Let your speech always be gracious, seasoned with salt, so that you may know how you ought to answer each person. Colossians 4:5
Have you ever bopped yourself mentally after you walked away from a conversation. It suddenly hits you what you should have said, five minutes too late. Hindsight is twenty-twenty, isn’t it? All at once your head fills with elegant prose you could have used instead of your stammered, short answers.
Or maybe, there were things you wanted to say, but you just didn’t have the gumption to spit them out. You were not bold enough.
Could it be you feared the consequences if you spoke your mind?The other person may have thought less of you, or gotten angry. So once again you bit your tongue, the way you have so often it is numb to it now.
Perhaps you did blurt it out, and now regret the words that spewed like a sword, piercing another’s heart. If only you had held your tongue! If only you could take back what you said, wipe away the hurt.
I think each of these scenarios is being addressed by Paul in his advice to the Colossians. In essence, he is asking them to have grace in their speaking, i.e., to have Christ act through them. The Truth is like salt. Salt as a flavor enhancer can make the listener want more. It can make them thirsty for the Living Waters that will cleanse their souls. Salt as a preservative can keep the words in their head, maturing to full potential in influencing them to follow the Way and the Light to salvation.

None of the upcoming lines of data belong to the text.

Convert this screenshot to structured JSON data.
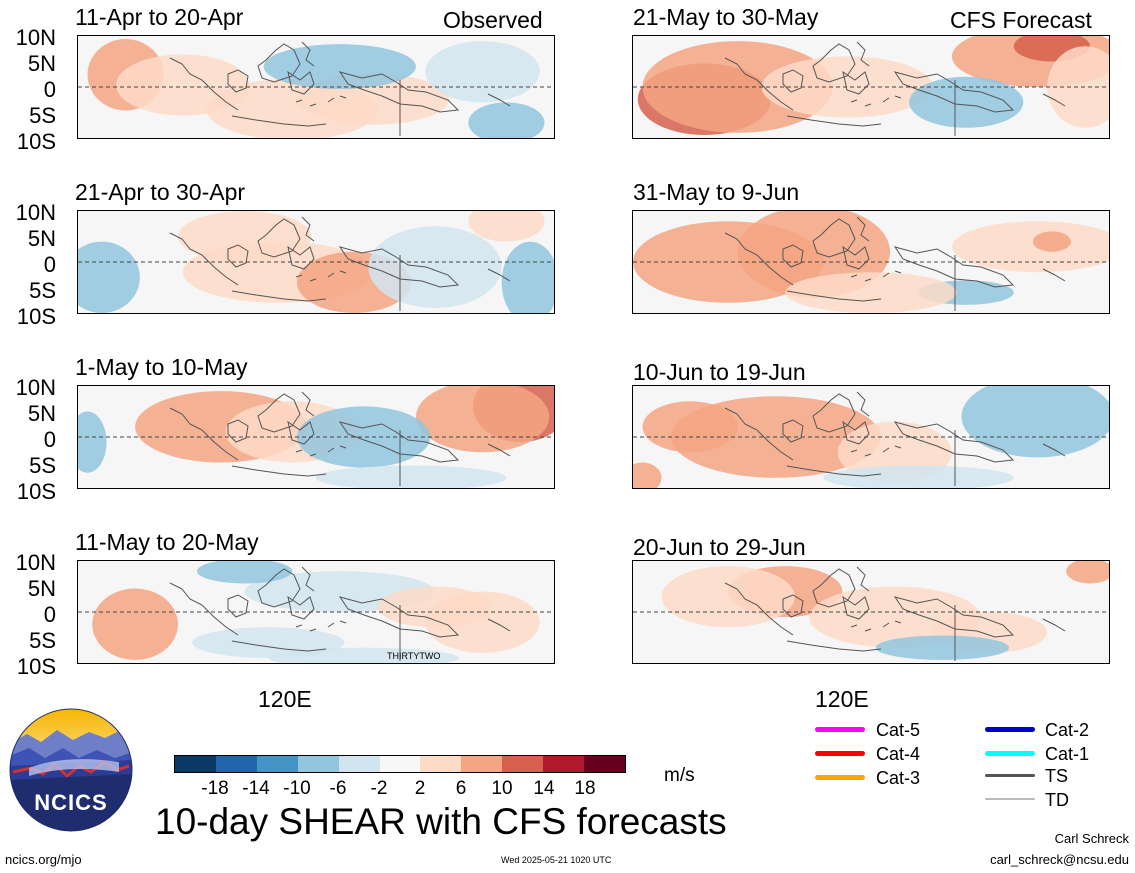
{
  "header": {
    "observed_label": "Observed",
    "forecast_label": "CFS Forecast"
  },
  "panels": {
    "observed": [
      "11-Apr to 20-Apr",
      "21-Apr to 30-Apr",
      "1-May to 10-May",
      "11-May to 20-May"
    ],
    "forecast": [
      "21-May to 30-May",
      "31-May to 9-Jun",
      "10-Jun to 19-Jun",
      "20-Jun to 29-Jun"
    ]
  },
  "axes": {
    "lat_labels": [
      "10N",
      "5N",
      "0",
      "5S",
      "10S"
    ],
    "lon_label": "120E"
  },
  "map_annotation": "THIRTYTWO",
  "colorbar": {
    "labels": [
      "-18",
      "-14",
      "-10",
      "-6",
      "-2",
      "2",
      "6",
      "10",
      "14",
      "18"
    ],
    "units": "m/s",
    "colors": [
      "#0b3a66",
      "#2166ac",
      "#4393c3",
      "#92c5de",
      "#d1e5f0",
      "#f7f7f7",
      "#fddbc7",
      "#f4a582",
      "#d6604d",
      "#b2182b",
      "#67001f"
    ]
  },
  "legend": {
    "items": [
      {
        "label": "Cat-5",
        "color": "#ff00ff"
      },
      {
        "label": "Cat-4",
        "color": "#ff0000"
      },
      {
        "label": "Cat-3",
        "color": "#ffa500"
      },
      {
        "label": "Cat-2",
        "color": "#0000cd"
      },
      {
        "label": "Cat-1",
        "color": "#00ffff"
      },
      {
        "label": "TS",
        "color": "#555555"
      },
      {
        "label": "TD",
        "color": "#bbbbbb"
      }
    ]
  },
  "footer": {
    "main_title": "10-day SHEAR with CFS forecasts",
    "logo_text": "NCICS",
    "url": "ncics.org/mjo",
    "timestamp": "Wed 2025-05-21 1020 UTC",
    "author": "Carl Schreck",
    "email": "carl_schreck@ncsu.edu"
  }
}
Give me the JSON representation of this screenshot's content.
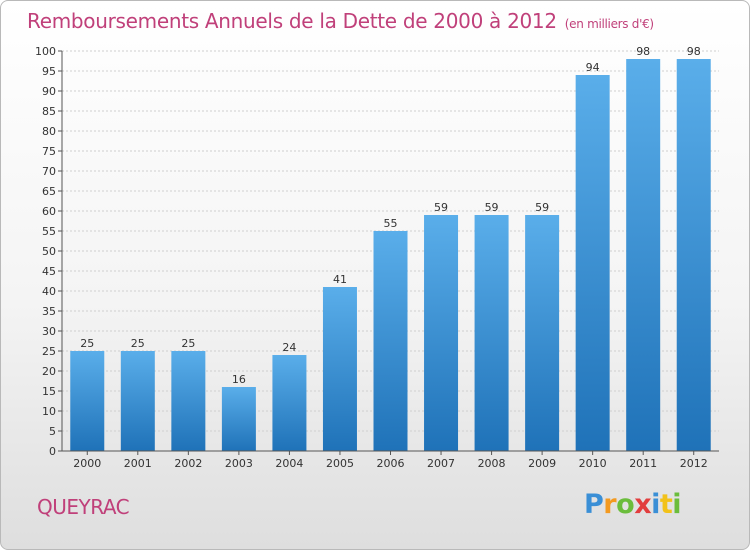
{
  "title": "Remboursements Annuels de la Dette de 2000 à 2012",
  "unit_note": "(en milliers d'€)",
  "commune": "QUEYRAC",
  "logo": [
    "P",
    "r",
    "o",
    "x",
    "i",
    "t",
    "i"
  ],
  "colors": {
    "title": "#c0407a",
    "bar_top": "#5aaeea",
    "bar_bottom": "#1f72b8",
    "grid": "#cfcfcf"
  },
  "chart_data": {
    "type": "bar",
    "categories": [
      "2000",
      "2001",
      "2002",
      "2003",
      "2004",
      "2005",
      "2006",
      "2007",
      "2008",
      "2009",
      "2010",
      "2011",
      "2012"
    ],
    "values": [
      25,
      25,
      25,
      16,
      24,
      41,
      55,
      59,
      59,
      59,
      94,
      98,
      98
    ],
    "data_labels": [
      "25",
      "25",
      "25",
      "16",
      "24",
      "41",
      "55",
      "59",
      "59",
      "59",
      "94",
      "98",
      "98"
    ],
    "title": "Remboursements Annuels de la Dette de 2000 à 2012",
    "ylim": [
      0,
      100
    ],
    "ytick_step": 5,
    "grid": true
  }
}
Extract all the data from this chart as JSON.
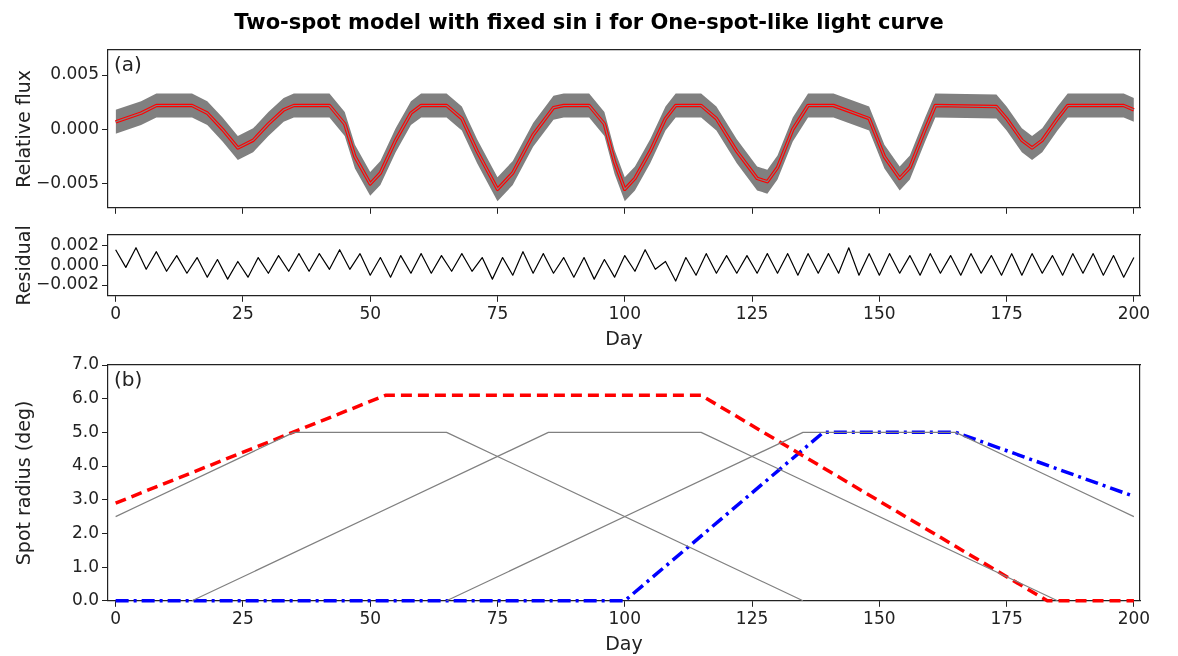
{
  "chart_data": [
    {
      "type": "line",
      "title": "Two-spot model with fixed sin i for One-spot-like light curve",
      "ylabel": "Relative flux",
      "annotations": [
        "(a)"
      ],
      "tick_labels": "y",
      "xlim": [
        -1.5,
        201.2
      ],
      "xticks": [
        0,
        25,
        50,
        75,
        100,
        125,
        150,
        175,
        200
      ],
      "ylim": [
        -0.0072,
        0.0073
      ],
      "yticks": [
        {
          "value": -0.005,
          "label": "−0.005"
        },
        {
          "value": 0,
          "label": "0.000"
        },
        {
          "value": 0.005,
          "label": "0.005"
        }
      ],
      "x": [
        0,
        5,
        8,
        15,
        18,
        21,
        24,
        27,
        30,
        33,
        35,
        42,
        45,
        47,
        50,
        52,
        55,
        58,
        60,
        65,
        68,
        71,
        75,
        78,
        82,
        86,
        88,
        93,
        96,
        98,
        100,
        102,
        105,
        108,
        110,
        115,
        118,
        122,
        126,
        128,
        130,
        133,
        136,
        141,
        148,
        151,
        154,
        156,
        159,
        161,
        173,
        175,
        178,
        180,
        182,
        185,
        187,
        198,
        200
      ],
      "series": [
        {
          "color": "#808080",
          "line_style": "solid",
          "values": [
            0.0007,
            0.0015,
            0.0022,
            0.0022,
            0.0015,
            0.0,
            -0.0017,
            -0.001,
            0.0005,
            0.0018,
            0.0022,
            0.0022,
            0.0005,
            -0.0025,
            -0.005,
            -0.004,
            -0.001,
            0.0015,
            0.0022,
            0.0022,
            0.001,
            -0.002,
            -0.0055,
            -0.004,
            -0.0005,
            0.002,
            0.0022,
            0.0022,
            0.0005,
            -0.003,
            -0.0055,
            -0.0045,
            -0.002,
            0.001,
            0.0022,
            0.0022,
            0.001,
            -0.002,
            -0.0045,
            -0.0048,
            -0.0035,
            0.0,
            0.0022,
            0.0022,
            0.001,
            -0.0025,
            -0.0045,
            -0.0035,
            0.0,
            0.0022,
            0.0021,
            0.001,
            -0.001,
            -0.0017,
            -0.001,
            0.001,
            0.0022,
            0.0022,
            0.0018
          ],
          "upper": [
            0.0018,
            0.0026,
            0.0033,
            0.0033,
            0.0026,
            0.0011,
            -0.0006,
            0.0001,
            0.0016,
            0.0029,
            0.0033,
            0.0033,
            0.0016,
            -0.0014,
            -0.0039,
            -0.0029,
            0.0001,
            0.0026,
            0.0033,
            0.0033,
            0.0021,
            -0.0009,
            -0.0044,
            -0.0029,
            0.0006,
            0.0031,
            0.0033,
            0.0033,
            0.0016,
            -0.0019,
            -0.0044,
            -0.0034,
            -0.0009,
            0.0021,
            0.0033,
            0.0033,
            0.0021,
            -0.0009,
            -0.0034,
            -0.0037,
            -0.0024,
            0.0011,
            0.0033,
            0.0033,
            0.0021,
            -0.0014,
            -0.0034,
            -0.0024,
            0.0011,
            0.0033,
            0.0032,
            0.0021,
            0.0001,
            -0.0006,
            0.0001,
            0.0021,
            0.0033,
            0.0033,
            0.0029
          ],
          "lower": [
            -0.0004,
            0.0004,
            0.0011,
            0.0011,
            0.0004,
            -0.0011,
            -0.0028,
            -0.0021,
            -0.0006,
            0.0007,
            0.0011,
            0.0011,
            -0.0006,
            -0.0036,
            -0.0061,
            -0.0051,
            -0.0021,
            0.0004,
            0.0011,
            0.0011,
            -0.0001,
            -0.0031,
            -0.0066,
            -0.0051,
            -0.0016,
            0.0009,
            0.0011,
            0.0011,
            -0.0006,
            -0.0041,
            -0.0066,
            -0.0056,
            -0.0031,
            -0.0001,
            0.0011,
            0.0011,
            -0.0001,
            -0.0031,
            -0.0056,
            -0.0059,
            -0.0046,
            -0.0011,
            0.0011,
            0.0011,
            -0.0001,
            -0.0036,
            -0.0056,
            -0.0046,
            -0.0011,
            0.0011,
            0.001,
            -0.0001,
            -0.0021,
            -0.0028,
            -0.0021,
            -0.0001,
            0.0011,
            0.0011,
            0.0007
          ]
        },
        {
          "color": "#ff0000",
          "values": [
            0.0007,
            0.0015,
            0.0022,
            0.0022,
            0.0015,
            0.0,
            -0.0017,
            -0.001,
            0.0005,
            0.0018,
            0.0022,
            0.0022,
            0.0005,
            -0.0025,
            -0.005,
            -0.004,
            -0.001,
            0.0015,
            0.0022,
            0.0022,
            0.001,
            -0.002,
            -0.0055,
            -0.004,
            -0.0005,
            0.002,
            0.0022,
            0.0022,
            0.0005,
            -0.003,
            -0.0055,
            -0.0045,
            -0.002,
            0.001,
            0.0022,
            0.0022,
            0.001,
            -0.002,
            -0.0045,
            -0.0048,
            -0.0035,
            0.0,
            0.0022,
            0.0022,
            0.001,
            -0.0025,
            -0.0045,
            -0.0035,
            0.0,
            0.0022,
            0.0021,
            0.001,
            -0.001,
            -0.0017,
            -0.001,
            0.001,
            0.0022,
            0.0022,
            0.0018
          ]
        }
      ]
    },
    {
      "type": "line",
      "xlabel": "Day",
      "ylabel": "Residual",
      "xlim": [
        -1.5,
        201.2
      ],
      "xticks": [
        0,
        25,
        50,
        75,
        100,
        125,
        150,
        175,
        200
      ],
      "ylim": [
        -0.0031,
        0.0031
      ],
      "yticks": [
        {
          "value": -0.002,
          "label": "−0.002"
        },
        {
          "value": 0,
          "label": "0.000"
        },
        {
          "value": 0.002,
          "label": "0.002"
        }
      ],
      "x": [
        0,
        2,
        4,
        6,
        8,
        10,
        12,
        14,
        16,
        18,
        20,
        22,
        24,
        26,
        28,
        30,
        32,
        34,
        36,
        38,
        40,
        42,
        44,
        46,
        48,
        50,
        52,
        54,
        56,
        58,
        60,
        62,
        64,
        66,
        68,
        70,
        72,
        74,
        76,
        78,
        80,
        82,
        84,
        86,
        88,
        90,
        92,
        94,
        96,
        98,
        100,
        102,
        104,
        106,
        108,
        110,
        112,
        114,
        116,
        118,
        120,
        122,
        124,
        126,
        128,
        130,
        132,
        134,
        136,
        138,
        140,
        142,
        144,
        146,
        148,
        150,
        152,
        154,
        156,
        158,
        160,
        162,
        164,
        166,
        168,
        170,
        172,
        174,
        176,
        178,
        180,
        182,
        184,
        186,
        188,
        190,
        192,
        194,
        196,
        198,
        200
      ],
      "series": [
        {
          "color": "#000000",
          "line_style": "solid",
          "values": [
            0.0016,
            -0.0002,
            0.0018,
            -0.0004,
            0.0014,
            -0.0006,
            0.001,
            -0.0008,
            0.0008,
            -0.0012,
            0.0006,
            -0.0014,
            0.0004,
            -0.0012,
            0.0008,
            -0.0008,
            0.001,
            -0.0006,
            0.0012,
            -0.0006,
            0.0012,
            -0.0004,
            0.0016,
            -0.0004,
            0.0012,
            -0.001,
            0.0008,
            -0.0012,
            0.001,
            -0.0008,
            0.0012,
            -0.0008,
            0.001,
            -0.0006,
            0.0012,
            -0.0006,
            0.0008,
            -0.0014,
            0.0008,
            -0.001,
            0.0014,
            -0.0008,
            0.0012,
            -0.0008,
            0.0008,
            -0.0012,
            0.0008,
            -0.0014,
            0.0006,
            -0.0012,
            0.001,
            -0.0006,
            0.0016,
            -0.0004,
            0.0004,
            -0.0016,
            0.0008,
            -0.001,
            0.0012,
            -0.0008,
            0.001,
            -0.0008,
            0.001,
            -0.0008,
            0.0012,
            -0.0008,
            0.0012,
            -0.001,
            0.0012,
            -0.0008,
            0.0012,
            -0.0008,
            0.0018,
            -0.001,
            0.0012,
            -0.001,
            0.0012,
            -0.0008,
            0.001,
            -0.001,
            0.0012,
            -0.0008,
            0.001,
            -0.001,
            0.0012,
            -0.0008,
            0.001,
            -0.001,
            0.0012,
            -0.001,
            0.0012,
            -0.0008,
            0.001,
            -0.001,
            0.0012,
            -0.0008,
            0.0012,
            -0.001,
            0.001,
            -0.0012,
            0.0008
          ]
        }
      ]
    },
    {
      "type": "line",
      "xlabel": "Day",
      "ylabel": "Spot radius (deg)",
      "annotations": [
        "(b)"
      ],
      "xlim": [
        -1.5,
        201.2
      ],
      "xticks": [
        0,
        25,
        50,
        75,
        100,
        125,
        150,
        175,
        200
      ],
      "ylim": [
        0,
        7
      ],
      "yticks": [
        {
          "value": 0,
          "label": "0.0"
        },
        {
          "value": 1,
          "label": "1.0"
        },
        {
          "value": 2,
          "label": "2.0"
        },
        {
          "value": 3,
          "label": "3.0"
        },
        {
          "value": 4,
          "label": "4.0"
        },
        {
          "value": 5,
          "label": "5.0"
        },
        {
          "value": 6,
          "label": "6.0"
        },
        {
          "value": 7,
          "label": "7.0"
        }
      ],
      "series": [
        {
          "color": "#808080",
          "line_style": "solid",
          "x": [
            0,
            35,
            65,
            135
          ],
          "values": [
            2.5,
            5,
            5,
            0
          ]
        },
        {
          "color": "#808080",
          "line_style": "solid",
          "x": [
            15,
            85,
            115,
            185
          ],
          "values": [
            0,
            5,
            5,
            0
          ]
        },
        {
          "color": "#808080",
          "line_style": "solid",
          "x": [
            65,
            135,
            165,
            200
          ],
          "values": [
            0,
            5,
            5,
            2.5
          ]
        },
        {
          "color": "#ff0000",
          "line_style": "dashed",
          "x": [
            0,
            53,
            115,
            183,
            200
          ],
          "values": [
            2.9,
            6.1,
            6.1,
            0,
            0
          ]
        },
        {
          "color": "#0000ff",
          "line_style": "dashdot",
          "x": [
            0,
            100,
            139,
            165,
            200
          ],
          "values": [
            0,
            0,
            5,
            5,
            3.1
          ]
        }
      ]
    }
  ]
}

What will I be lead to say today, or what will I blurt out without thinking? Will I have the gumption to speak Truth and leave the consequences to the One who has put it in my mind to speak it? Will I walk away confident that what needed to be said actually was? Will I have exhibited graciousness? If I have let Christ guide the conversation, have truly listened before repsonding instead of thinking what I should say in reply before they are finished talking, then yes. Perhaps there is something to that old adage, think before you speak.